Fan of salty dishes? Well now everyone will know after a new symbol has popped up to expose highly salty dishes in restaurants.
New York City has started a new era in nutritional this week after making it a requirement for chain restaurants to start putting a special symbol on highly salty dishes.
The rule will require a salt-shaker emblem on some sandwiches, salads and other menu items that top the recommended daily limit of 2300 milligrams — about a teaspoon — of sodium.
It comes as health advocates, federal regulators and some in the food industry are trying to get Americans to cut down on salt, with experts saying most Americans consume too much of it.
“With the high sodium warning label, New Yorkers will have easily accessible information that can affect their health,” city health commissioner Dr. Mary Bassett said when the Board of Health approved the new warning in September. She’s due to discuss it further at a news conference on Monday, according to AP reports.
The average American consumes about 3400 mg of salt per day, so it’s not exactly surprising that the lnd of fatty fried foods and delicious mac and cheese needs to cut back.
A T.G.I. Friday’s New York cheddar and bacon burger counts 4280 mg, for example; a Chili’s boneless Buffalo chicken salad has 3460 mg, according to figures come from the companies’ published nutritional information.

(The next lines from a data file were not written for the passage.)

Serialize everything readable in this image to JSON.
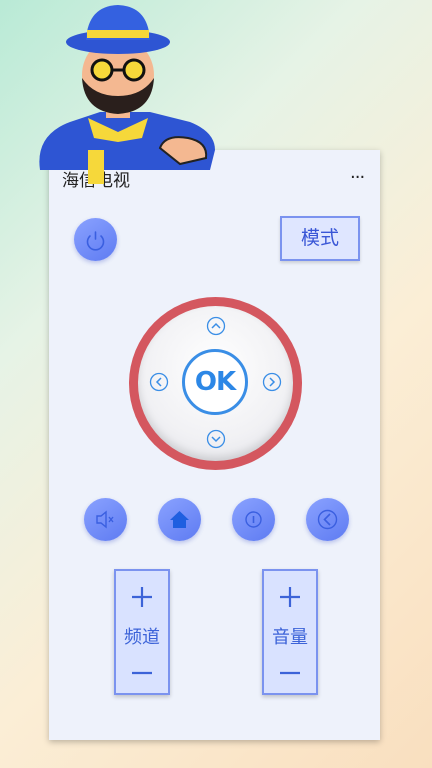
{
  "app": {
    "title": "海信电视",
    "more_label": "···"
  },
  "controls": {
    "power_icon": "power-icon",
    "mode_label": "模式",
    "ok_label": "OK",
    "channel_label": "频道",
    "volume_label": "音量"
  },
  "icons": {
    "mute": "speaker-mute-icon",
    "home": "home-icon",
    "menu": "info-circle-icon",
    "back": "back-arrow-icon",
    "up": "chevron-up-icon",
    "down": "chevron-down-icon",
    "left": "chevron-left-icon",
    "right": "chevron-right-icon"
  },
  "colors": {
    "accent": "#5e7bf2",
    "dpad_ring": "#d4575f",
    "ok_blue": "#2c87e6"
  }
}
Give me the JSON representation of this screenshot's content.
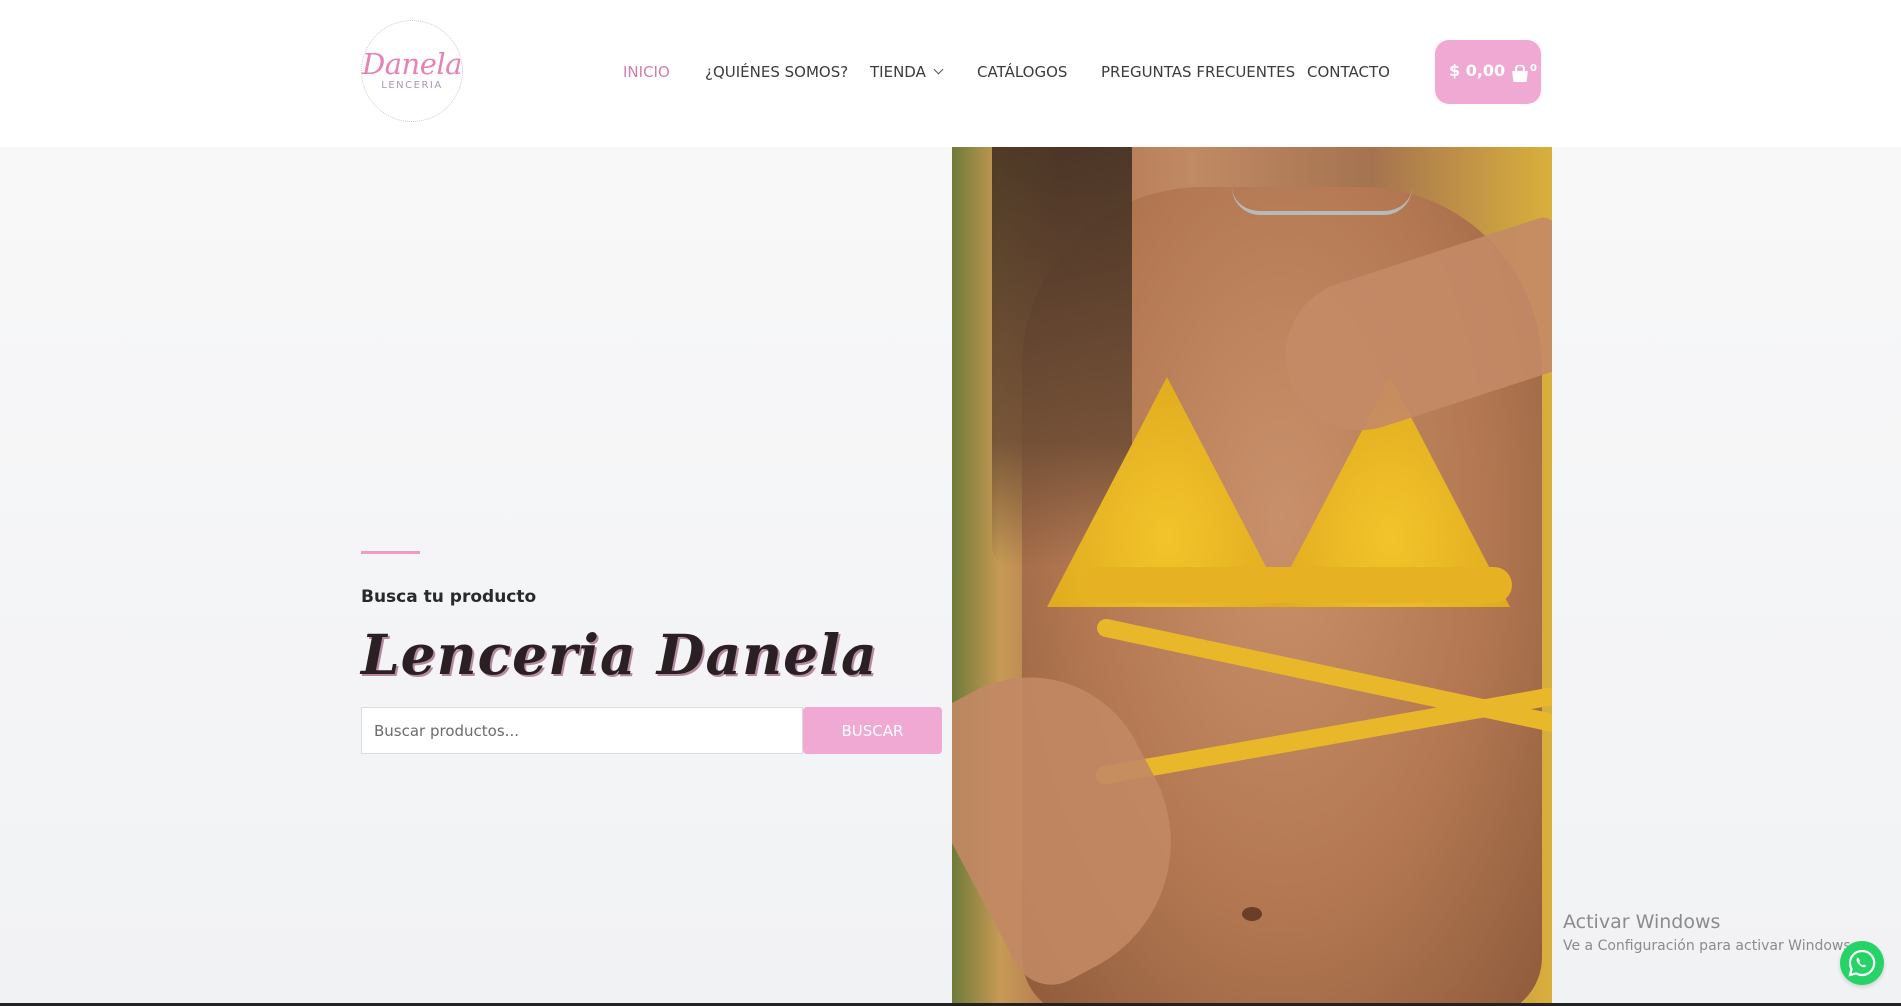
{
  "logo": {
    "script": "Danela",
    "sub": "LENCERIA"
  },
  "nav": {
    "items": [
      {
        "label": "INICIO"
      },
      {
        "label": "¿QUIÉNES SOMOS?"
      },
      {
        "label": "TIENDA"
      },
      {
        "label": "CATÁLOGOS"
      },
      {
        "label": "PREGUNTAS FRECUENTES"
      },
      {
        "label": "CONTACTO"
      }
    ],
    "active_color": "#d47cae"
  },
  "cart": {
    "amount": "$ 0,00",
    "count": "0",
    "color": "#f0a9d2"
  },
  "hero": {
    "kicker": "Busca tu producto",
    "title": "Lenceria Danela",
    "accent_color": "#ef9bc6"
  },
  "search": {
    "placeholder": "Buscar productos...",
    "value": "",
    "button": "BUSCAR"
  },
  "watermark": {
    "title": "Activar Windows",
    "sub": "Ve a Configuración para activar Windows."
  },
  "icons": {
    "cart": "shopping-bag-icon",
    "whatsapp": "whatsapp-icon",
    "dropdown": "chevron-down-icon"
  }
}
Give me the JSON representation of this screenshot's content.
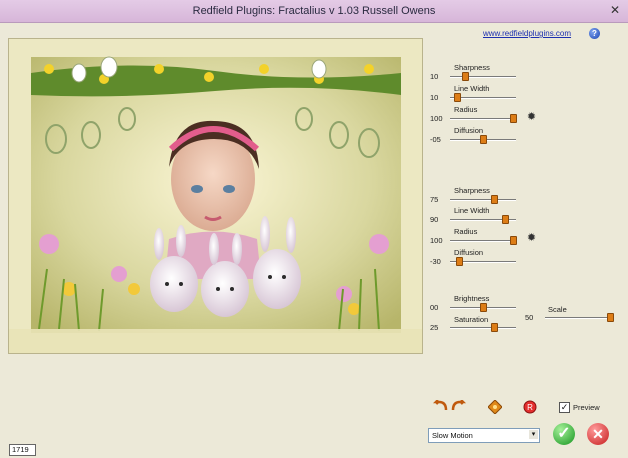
{
  "window": {
    "title": "Redfield Plugins: Fractalius v 1.03   Russell Owens",
    "close_glyph": "✕"
  },
  "header": {
    "link": "www.redfieldplugins.com",
    "help_glyph": "?"
  },
  "group1": {
    "sharpness": {
      "label": "Sharpness",
      "value": "10",
      "level": 0.2
    },
    "line_width": {
      "label": "Line Width",
      "value": "10",
      "level": 0.07
    },
    "radius": {
      "label": "Radius",
      "value": "100",
      "level": 1.0
    },
    "diffusion": {
      "label": "Diffusion",
      "value": "-05",
      "level": 0.5
    }
  },
  "group2": {
    "sharpness": {
      "label": "Sharpness",
      "value": "75",
      "level": 0.68
    },
    "line_width": {
      "label": "Line Width",
      "value": "90",
      "level": 0.87
    },
    "radius": {
      "label": "Radius",
      "value": "100",
      "level": 1.0
    },
    "diffusion": {
      "label": "Diffusion",
      "value": "-30",
      "level": 0.1
    }
  },
  "group3": {
    "brightness": {
      "label": "Brightness",
      "value": "00",
      "level": 0.5
    },
    "saturation": {
      "label": "Saturation",
      "value": "25",
      "level": 0.68
    },
    "scale": {
      "label": "Scale",
      "value": "50",
      "level": 1.0
    }
  },
  "preview": {
    "label": "Preview",
    "checked": "✓"
  },
  "mode_select": {
    "value": "Slow Motion",
    "arrow": "▾"
  },
  "ok_glyph": "✓",
  "cancel_glyph": "✕",
  "status": {
    "value": "1719"
  },
  "colors": {
    "accent": "#dd7d16",
    "title_bg": "#d7b6d9"
  }
}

But salt producers say the city is acting on misimpressions about the risks of salt in New Yorkers’ diets – and of course they would – their livelihood depends on Americans eating salt!

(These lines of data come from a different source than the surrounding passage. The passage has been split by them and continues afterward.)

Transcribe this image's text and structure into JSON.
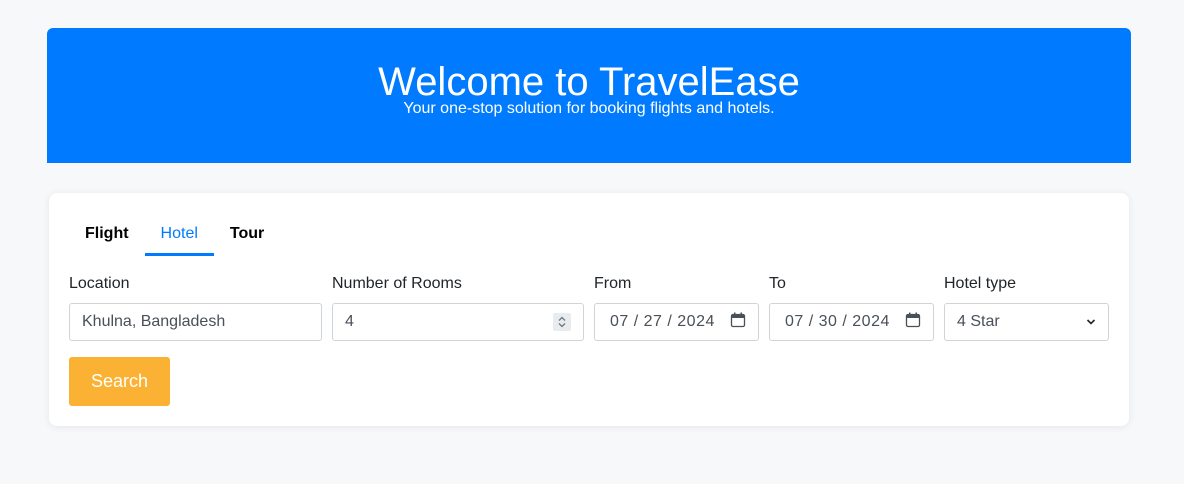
{
  "header": {
    "title": "Welcome to TravelEase",
    "subtitle": "Your one-stop solution for booking flights and hotels.",
    "bg_color": "#007bff"
  },
  "tabs": [
    {
      "label": "Flight",
      "active": false
    },
    {
      "label": "Hotel",
      "active": true
    },
    {
      "label": "Tour",
      "active": false
    }
  ],
  "form": {
    "location": {
      "label": "Location",
      "value": "Khulna, Bangladesh"
    },
    "rooms": {
      "label": "Number of Rooms",
      "value": "4"
    },
    "from": {
      "label": "From",
      "value": "07 / 27 / 2024"
    },
    "to": {
      "label": "To",
      "value": "07 / 30 / 2024"
    },
    "hotel_type": {
      "label": "Hotel type",
      "value": "4 Star"
    },
    "search_label": "Search",
    "search_color": "#fbb234"
  },
  "icons": {
    "stepper": "number-stepper-icon",
    "calendar": "calendar-icon",
    "select": "chevron-down-icon"
  }
}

An international study involving 100,000 people suggested last year that most people’s salt intake was OK for heart health, though other scientists faulted the study.

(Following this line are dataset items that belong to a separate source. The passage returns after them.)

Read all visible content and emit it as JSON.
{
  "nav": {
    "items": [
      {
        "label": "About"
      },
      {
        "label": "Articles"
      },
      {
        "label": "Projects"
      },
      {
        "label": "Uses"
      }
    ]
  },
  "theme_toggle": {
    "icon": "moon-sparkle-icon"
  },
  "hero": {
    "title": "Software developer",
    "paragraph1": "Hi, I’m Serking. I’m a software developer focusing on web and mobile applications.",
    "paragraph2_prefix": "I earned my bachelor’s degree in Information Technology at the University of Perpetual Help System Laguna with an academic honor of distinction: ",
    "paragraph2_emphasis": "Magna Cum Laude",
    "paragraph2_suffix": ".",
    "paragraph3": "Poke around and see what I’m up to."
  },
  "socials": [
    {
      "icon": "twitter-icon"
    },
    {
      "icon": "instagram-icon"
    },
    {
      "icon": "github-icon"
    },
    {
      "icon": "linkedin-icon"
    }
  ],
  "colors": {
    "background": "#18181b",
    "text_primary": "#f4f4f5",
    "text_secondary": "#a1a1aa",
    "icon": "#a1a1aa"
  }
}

“Every one of these cumbersome new laws makes it tougher and tougher for restaurants to find success,” New York State Restaurant Association President Melissa Fleischut said, according to AP reports.
It will apply to an estimated 10 per cent of menu items at the New York City outlets of chains with at least 15 outlets nationwide, according to the Health Department. Officials say those chains own about one-third of the city’s restaurant business.